The sky above Earth 2018 was a shroud of absolute ink. No twinkling lights, no constellations—just a suffocating, silent darkness that seemed to swallow the very breath out of the world.

Cell stood on the edge of the rusted observation deck, his eyes strained, searching for a single spark in the abyss.

"You're doing it again, Cell," Euda sighed, leaning against the cold metal railing beside him. Her voice was thin, carried away by the biting wind. "Staring at the graveyard. There's nothing left up there but ghosts and cold rocks."

Cell didn't blink. "I don't think it's empty, Euda. Something is moving behind that curtain. The stars didn't just 'die.' They were taken. I want to see it for myself. I want to go up there."

Euda scoffed, a hollow sound. "With what? A death wish? We're stuck on a dying rock, and you're dreaming of flying into the mouth of a shark."

"It's not a dream," Cell whispered, his hand tightening on the railing. "I can feel it. A flicker. Something is lurking in that darkness, and it's watching us."

"And it'll stay watching while we rot here," a heavy voice interrupted.

They both turned to see Pridge walking toward them, his face weary and his flight jacket stained with grease. He threw a discarded wrench onto a pile of scrap metal.

"Forget it, Cell," Pridge grunted, his tone flat. "It's impossible. The atmosphere is unstable, the engines are scrap, and there's no fuel left in this sector that hasn't turned to sludge. Even if you built a miracle, the Void would crush you before you cleared the stratosphere. There is no 'up there' anymore."

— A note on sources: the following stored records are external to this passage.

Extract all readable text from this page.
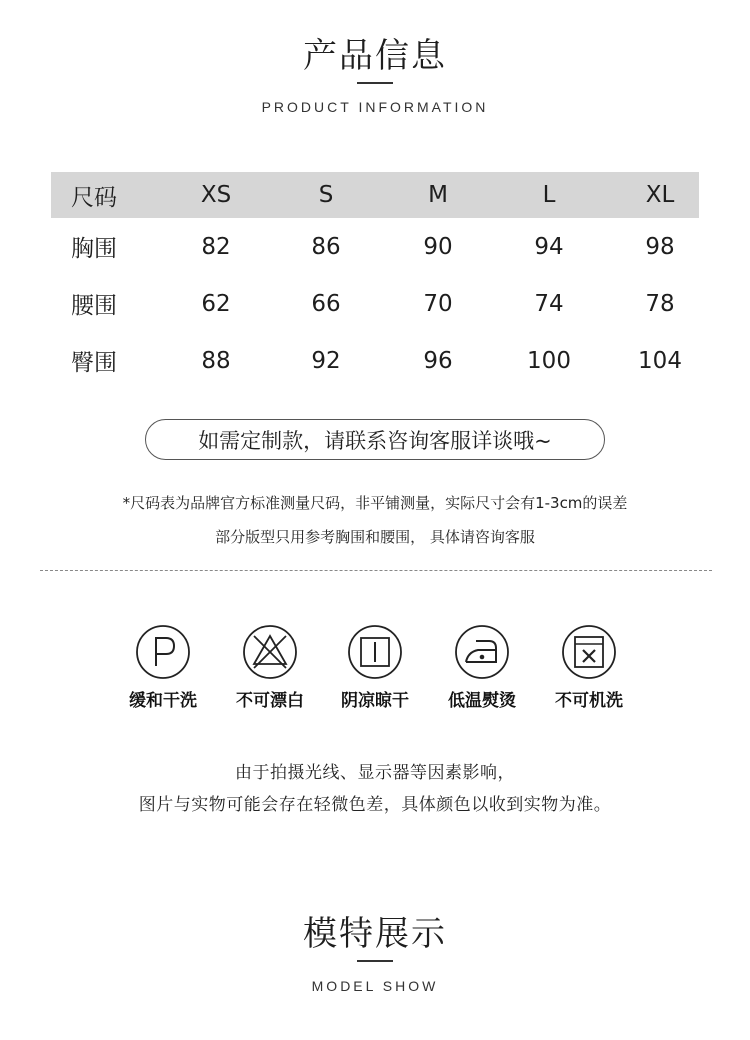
产品信息
PRODUCT INFORMATION
尺码	XS	S	M	L	XL
胸围	82	86	90	94	98
腰围	62	66	70	74	78
臀围	88	92	96	100	104
如需定制款，请联系咨询客服详谈哦~
*尺码表为品牌官方标准测量尺码，非平铺测量，实际尺寸会有1-3cm的误差
部分版型只用参考胸围和腰围， 具体请咨询客服
缓和干洗 不可漂白 阴凉晾干 低温熨烫 不可机洗
由于拍摄光线、显示器等因素影响，
图片与实物可能会存在轻微色差，具体颜色以收到实物为准。
模特展示
MODEL SHOW
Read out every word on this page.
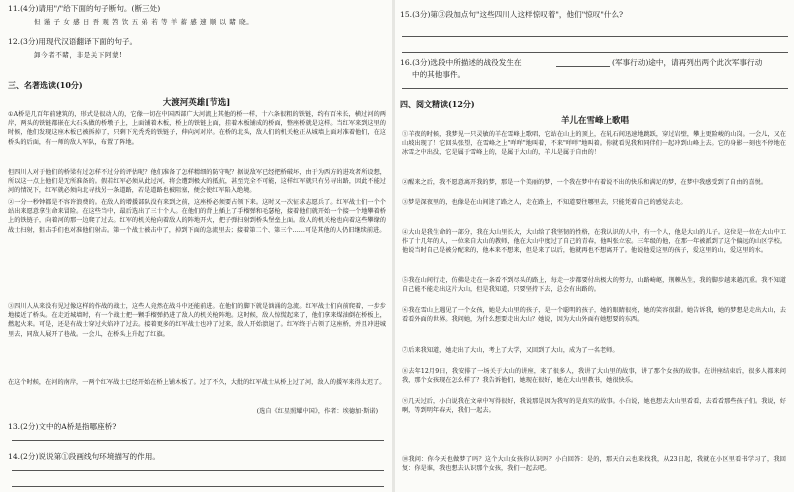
11.(4分)请用"/"给下面的句子断句。(断三处)
但 谨 子 女 感 日 吾 观 笤 饮 五 弟 若 等 羊 蓄 感 速 顺 以 睹 晓。
12.(3分)用现代汉语翻译下面的句子。
卸今者不睹，非是关下阿蒙!
三、名著选读(10分)
大渡河英雄[节选]
①A桥是几百年前建筑的，形式是很动人的，它像一切在中国西部广大河流上其他的桥一样，十六条很粗的铁链，约有百米长，横过河的两岸，两头的铁链都嵌在大石头做的桥墩子上，上面铺着木板，桥上的铁链上面，挂着木板铺成的桥面，整座桥就是这样。当红军来到这里的时候，他们发现这座木板已被拆掉了，只剩下光秃秃的铁链子，伸向河对岸。在桥的北头，敌人们的机关枪正从城墙上面对准着他们，在这桥头的后面，有一师的敌人军队，布置了阵地。
但四川人对于他们的桥梁有过怎样不过分的评估呢？他们准备了怎样精细的防守呢？据说敌军已经把桥破坏，由于为西方的进攻者所设想，所以这一点上他们是无所准备的。假若红军必须从此过河，将会遭到极大的抵抗，甚至完全不可能，这样红军就只有另寻出路，因此不能过河的情况下，红军就必须向北寻找另一条道路，若是道路也被阻塞，便会使红军陷入绝境。
②一分一秒钟都是不容许浪费的。在敌人的增援部队没有来到之前，这座桥必须要占领下来。这时又一次征求志愿兵了。红军战士们一个个站出来愿意拿生命来冒险。在这些当中，最后选出了三十个人。在他们的背上插上了手榴弹和毛瑟枪，接着他们就开始一个接一个地攀着桥上的铁链子，向着河的那一边爬了过去。红军的机关枪向着敌人的阵地开火，把子弹扫射到桥头堡垒上面。敌人的机关枪也向着这些攀缘的战士扫射，狙击手们也对准他们射击。第一个战士被击中了，掉到下面的急流里去；接着第二个、第三个……可是其他的人仍旧继续前进。
③四川人从来没有见过像这样的作战的战士，这些人竟然在战斗中还能前进。在他们的脚下就是汹涌的急流。红军战士们向前爬着，一步步地接近了桥头。在走近城墙时，有一个战士把一颗手榴弹扔进了敌人的机关枪阵地。这时候，敌人惊慌起来了，他们拿来煤油倒在桥板上，燃起火来。可是，还是有战士穿过火焰冲了过去。接着更多的红军战士也冲了过来，敌人开始溃退了。红军终于占领了这座桥，并且冲进城里去，同敌人展开了巷战。一会儿，在桥头上升起了红旗。
在这个时候，在河的南岸，一两个红军战士已经开始在桥上铺木板了。过了不久，大批的红军战士从桥上过了河，敌人的援军来得太迟了。
(选自《红星照耀中国》，作者：埃德加·斯诺)
13.(2分)文中的A桥是指哪座桥?
14.(2分)说说第①段画线句环境描写的作用。
15.(3分)第③段加点句"这些四川人这样惊叹着"，他们"惊叹"什么?
16.(3分)选段中所描述的战役发生在	(军事行动)途中，请再列出两个此次军事行动
中的其他事件。
四、阅文精读(12分)
羊儿在雪峰上歌唱
①羊夜的时候，我梦见一只灵敏的羊在雪峰上歌唱，它站在山上的顶上，在轧石间迅速地跳跃，穿过岩壁，攀上更险峻的山岗。一会儿，又在山坡出现了！它回头张望，在雪峰之上"咩咩"地叫着，不来"咩咩"地叫着。你就看见我和同伴们一起冲到山峰上去。它的身影一刻也不停地在冰雪之中出没，它是属于雪峰上的，是属于大山的，羊儿是属于自由的！
②醒来之后，我不愿意离开我的梦，那是一个美丽的梦，一个我在梦中有着说不出的快乐和满足的梦，在梦中我感受到了自由的喜悦。
③梦是深夜里的，也像是在山间迷了路之人，走在路上，不知道要往哪里去，只能凭着自己的感觉去走。
④大山是我生命的一部分，我在大山里长大，大山给了我坚韧的性格，在我认识的人中，有一个人，他是大山的儿子。这位是一位在大山中工作了十几年的人，一位来自大山的教师，他在大山中度过了自己的青春，他叫张立宏。三年级的他，在那一年被派到了这个偏远的山区学校。他说当时自己是被分配来的，他本来不想来，但是来了以后，他就再也不想离开了。他说他爱这里的孩子，爱这里的山，爱这里的水。
⑤我在山间行走，仿佛是走在一条看不到尽头的路上，每走一步都要付出极大的努力，山路崎岖，荆棘丛生，我的脚步越来越沉重。我不知道自己能不能走出这片大山，但是我知道，只要坚持下去，总会有出路的。
⑥我在雪山上遇见了一个女孩，她是大山里的孩子，是一个聪明的孩子，她的眼睛很亮，她的笑容很甜。她告诉我，她的梦想是走出大山，去看看外面的世界。我问她，为什么想要走出大山？她说，因为大山外面有她想要的东西。
⑦后来我知道，她走出了大山，考上了大学，又回到了大山，成为了一名老师。
⑧去年12月9日，我安排了一场关于大山的讲座，来了很多人，我讲了大山里的故事，讲了那个女孩的故事。在讲座结束后，很多人都来问我，那个女孩现在怎么样了？我告诉他们，她现在很好，她在大山里教书，她很快乐。
⑨几天过后，小白说我在文章中写得很好，我说那是因为我写的是真实的故事。小白说，她也想去大山里看看，去看看那些孩子们。我说，好啊，等到明年春天，我们一起去。
⑩我问：你今天也做梦了吗？这个大山女孩你认识吗？小白回答：是的，那天白云也来找我，从23日起，我就在小区里看书学习了，我回复：你是谁，我也想去认识那个女孩，我们一起去吧。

Cell finally looked away from the sky, his eyes burning with a quiet, dangerous resolve.

"The impossible is just a law we haven't broken yet, Pridge," Cell said, looking back at the vast blackness. "I'm going. Even if I have to burn my own soul to light the way."

High above them, unbeknownst to their mortal eyes, a Great Eye shifted in the dark. Something was waiting.